Полночь. Душно. Душно и тихо в царской опочивальне… Скрипит сверчок за изразцовой печью, горит, мерцает свеча на поставце, под образом Спаса — «Ярое око», гневным, непрощающим взглядом своим следящего за ним из темноты, с почерневшей, потрескавшейся от старости доски… Вот так же следил он, наверное, и за прародителями его и сто, и двести лет назад… О, как страшится всегда царь этого взгляда из темноты, этих первых мгновений своего пробуждения! Пока он ещё не встал, не размял одеревеневшие со сна члены, не налил себе ковчежец вина и, перекрестясь, не осушил его единым духом до дна…

И страшится царь этой иконы, и ненавидит её, но избавиться от неё — выше его сил. Как бы там ни было, сколько бы бед и несчастий ни знал московский царствующий дом, а всё-таки оберёг, сохранил его Христос милосердный — от века и до нынешнего дня! И нет сегодня ни в Европе, ни на всех пространствах земных такого властителя, кто мог бы сравниться с царём московским древностью своего рода, своим прирождённым, изначальным правом на власть, доставшимся ему Божием соизволением, а не многомятежным хотением человеческим, не знающим, как известно, ни закона, ни границ. И как бы там ни было, как бы ни погибала Русская земля, как бы ни терзали её дикие орды степные, и жгли, и полонили, и грабили её, и какая бы брань и братоубийственное междоусобье ни поднимали русских людей друг на друга — а всё ж стоит она, твердыня православная, держава его Российская! И живёт, и славит имя Господне. И будет она стоять, пока мир стоит.

Нет, хоть и сверлит, мучает его каждую ночь из темноты это «Ярое око», и следит за ним из угла этот вечный Судия, вечный соглядатай души его, а всё-таки знают и он, царь-государь московский, и весь народ православный, и все страны, и соседние, и отдалённые, что пребывает на нём, царе Иване, благодать Божия и хранит его Христос вышней силою Своей… Висела эта икона в его опочивальне с тех пор, как он помнит себя, — и пусть висит! Да и ничего нового Христу Спасителю о нём, царе московском, наверное, уже и не узнать. Все грехи его, вся мерзость, и разврат, и злодейства его великие, кровопийственные, известны в Небесах уже давно. И если не испепелил его до сего дня огнь Небесный — значит, угодны дела его Всевышнему, значит, творит он благую волю Его, неисповедимую для людей, ибо нет в мире власти аще не от Бога, и Бог есть Власть, и Власть есть Бог…

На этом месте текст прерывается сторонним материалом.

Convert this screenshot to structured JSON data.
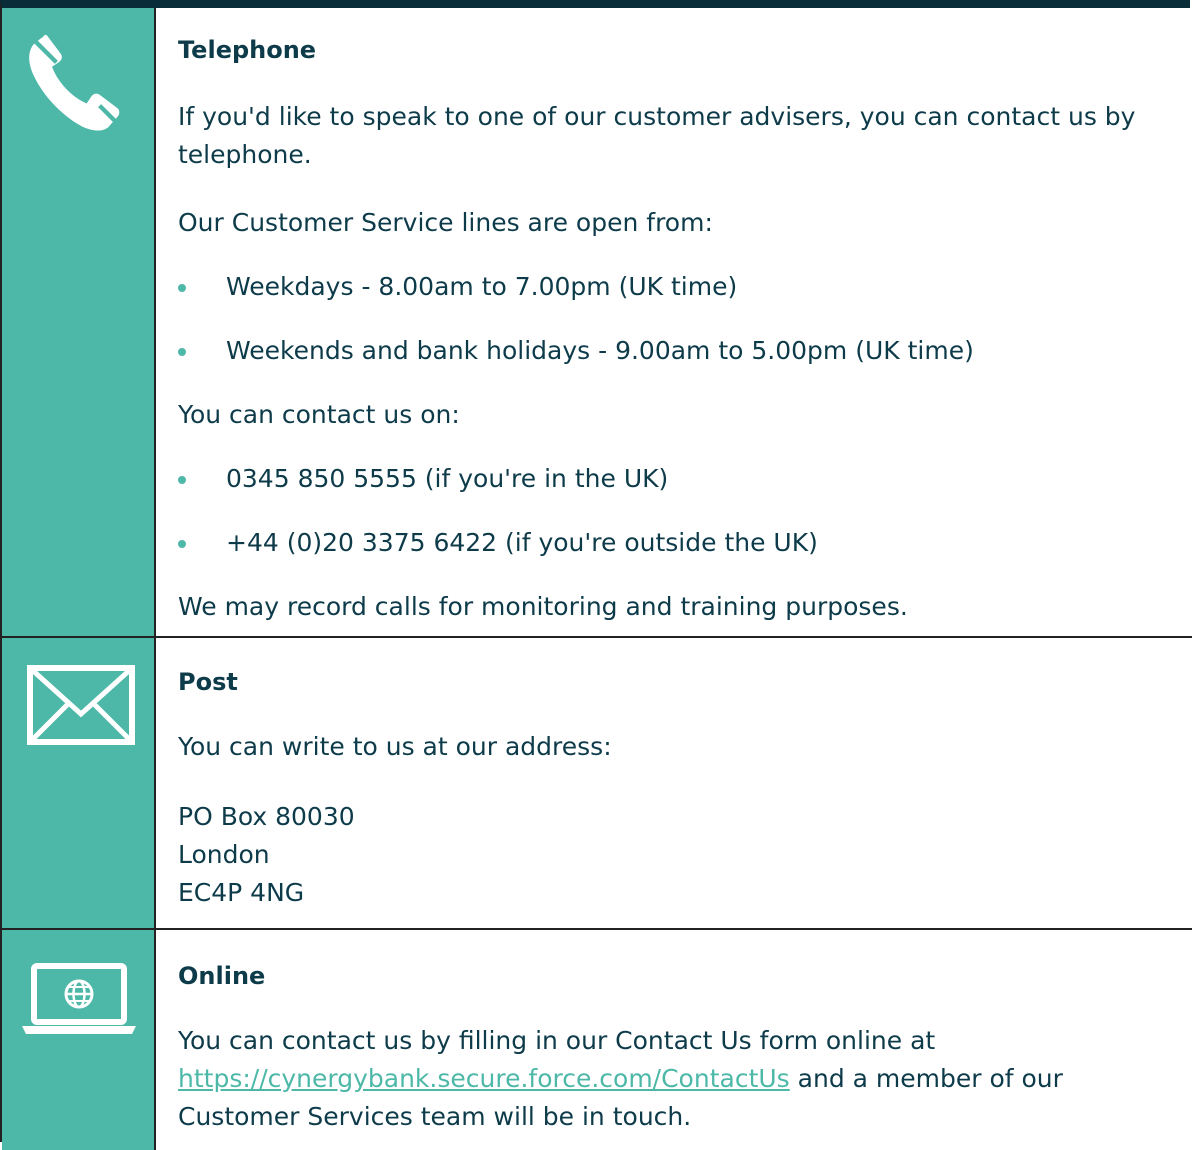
{
  "telephone": {
    "icon": "phone-icon",
    "heading": "Telephone",
    "intro": "If you'd like to speak to one of our customer advisers, you can contact us by telephone.",
    "hours_intro": "Our Customer Service lines are open from:",
    "hours": [
      "Weekdays - 8.00am to 7.00pm (UK time)",
      "Weekends and bank holidays - 9.00am to 5.00pm (UK time)"
    ],
    "numbers_intro": "You can contact us on:",
    "numbers": [
      "0345 850 5555 (if you're in the UK)",
      "+44 (0)20 3375 6422 (if you're outside the UK)"
    ],
    "note": "We may record calls for monitoring and training purposes."
  },
  "post": {
    "icon": "envelope-icon",
    "heading": "Post",
    "intro": "You can write to us at our address:",
    "address": [
      "PO Box 80030",
      "London",
      "EC4P 4NG"
    ]
  },
  "online": {
    "icon": "laptop-globe-icon",
    "heading": "Online",
    "text_before": "You can contact us by filling in our Contact Us form online at",
    "link": "https://cynergybank.secure.force.com/ContactUs",
    "text_after": "and a member of our Customer Services team will be in touch."
  },
  "colors": {
    "accent": "#4db8a8",
    "text": "#0d3b4a",
    "border": "#222222"
  }
}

Помилуй мя, Господи… Помилуй смиренного раба Твоего… Помилуй и прости… Так кто же он есть, царь московский Иван, прозванный народом своим Грозным? Бог? Или человек? Земная ипостась Всевышнего, чьё слово либо мановение перста есть воля самого Творца? Или же тварь жалкая, ничтожная, погрязшая в грехах и преступлениях своих, за которые там, в жизни вечной, ждёт его ответ, как и любого другого злодея на земле? Кто он, самодержец российский, — меч карающий, рука Провидения или же чудовище, не знающее ни удержу, ни меры в злодеяниях своих?… Длинны, ох как длинны ночи царские… Но нет ему ниоткуда ответа на этот вопрос, что задал он себе впервые без малого двадцать три года назад, в 1547 году, когда блаженной памяти митрополит московский Макарий венчал его на царство Мономаховым венцом.